Il s’agit d’un rôle stimulant, mais auquel il est facile de prêter souvent moins d’attention sous la pression de tout ce que nous devons faire, notamment l’entretien de nos bâtiments. Cependant, c’est l’un des charismes spécifiques des cathédrales auquel nous devons prêter attention, et auquel nous répondons tous de différentes manières selon notre histoire, nos situations et nos ressources.
Ainsi, au cours de la conférence, nous avons entendu d’excellents exemples, comme celui de la cathédrale de Boston qui, pendant la pandémie, a continué à exprimer son ministère prophétique spécifique auprès de sa population itinérante locale – qui représente normalement un tiers de sa fréquentation dominicale – en développant un culte dans lequel les itinérants pouvaient continuer à assister en personne à la cathédrale, tandis que les membres de la congrégation avec un logement sont passés entièrement en ligne afin de leur laisser l’espace.
Un engagement visible dans le soutien spirituel continu de leurs voisins sans-abri à travers leur ministère Manna.
L’orateur principal de la conférence était Sœur Simone Campbell, une religieuse courageuse qui se consacre à la justice.
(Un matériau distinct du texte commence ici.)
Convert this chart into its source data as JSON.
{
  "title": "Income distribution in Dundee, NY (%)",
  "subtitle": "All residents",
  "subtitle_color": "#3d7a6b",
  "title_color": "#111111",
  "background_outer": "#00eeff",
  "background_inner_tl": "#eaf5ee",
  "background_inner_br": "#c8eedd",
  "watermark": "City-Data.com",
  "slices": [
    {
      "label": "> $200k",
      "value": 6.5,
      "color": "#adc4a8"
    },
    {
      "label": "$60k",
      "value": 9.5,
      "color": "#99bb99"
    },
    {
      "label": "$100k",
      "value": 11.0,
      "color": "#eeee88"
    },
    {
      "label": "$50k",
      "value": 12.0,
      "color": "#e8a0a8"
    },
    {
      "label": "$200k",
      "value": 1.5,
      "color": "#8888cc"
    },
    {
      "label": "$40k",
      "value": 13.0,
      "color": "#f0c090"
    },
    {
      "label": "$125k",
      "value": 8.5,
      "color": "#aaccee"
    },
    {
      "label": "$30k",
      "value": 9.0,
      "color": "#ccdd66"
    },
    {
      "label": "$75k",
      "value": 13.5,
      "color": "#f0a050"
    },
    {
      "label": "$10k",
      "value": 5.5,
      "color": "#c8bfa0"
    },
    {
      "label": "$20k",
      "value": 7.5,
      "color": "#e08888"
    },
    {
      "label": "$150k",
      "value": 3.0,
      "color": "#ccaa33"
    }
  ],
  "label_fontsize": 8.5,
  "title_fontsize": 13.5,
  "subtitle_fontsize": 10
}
Sœur Simone a exprimé l’appel de Dieu dans sa vie en suivant une formation d’avocate, puis en mettant inlassablement son expertise au service des besoins des pauvres et des opprimés, en travaillant pour la justice économique et la protection des immigrants.
Elle a ponctué notre conférence par des réflexions sur nos différentes sessions et conversatons, se montrant compatissante à l’égard des nombreuses priorités des doyens, la collecte de fonds pour maintenir notre tissu et nos ministères étant l’une d’entre elles, bien sûr.
Elle avait cependant un sourire contagieux, celui d’une personne dont la vie de prière et la pratique contemplative sous-tendent tout ce qu’elle fait, et lui permettent de répondre à tous avec douceur, émulant l’amour divin.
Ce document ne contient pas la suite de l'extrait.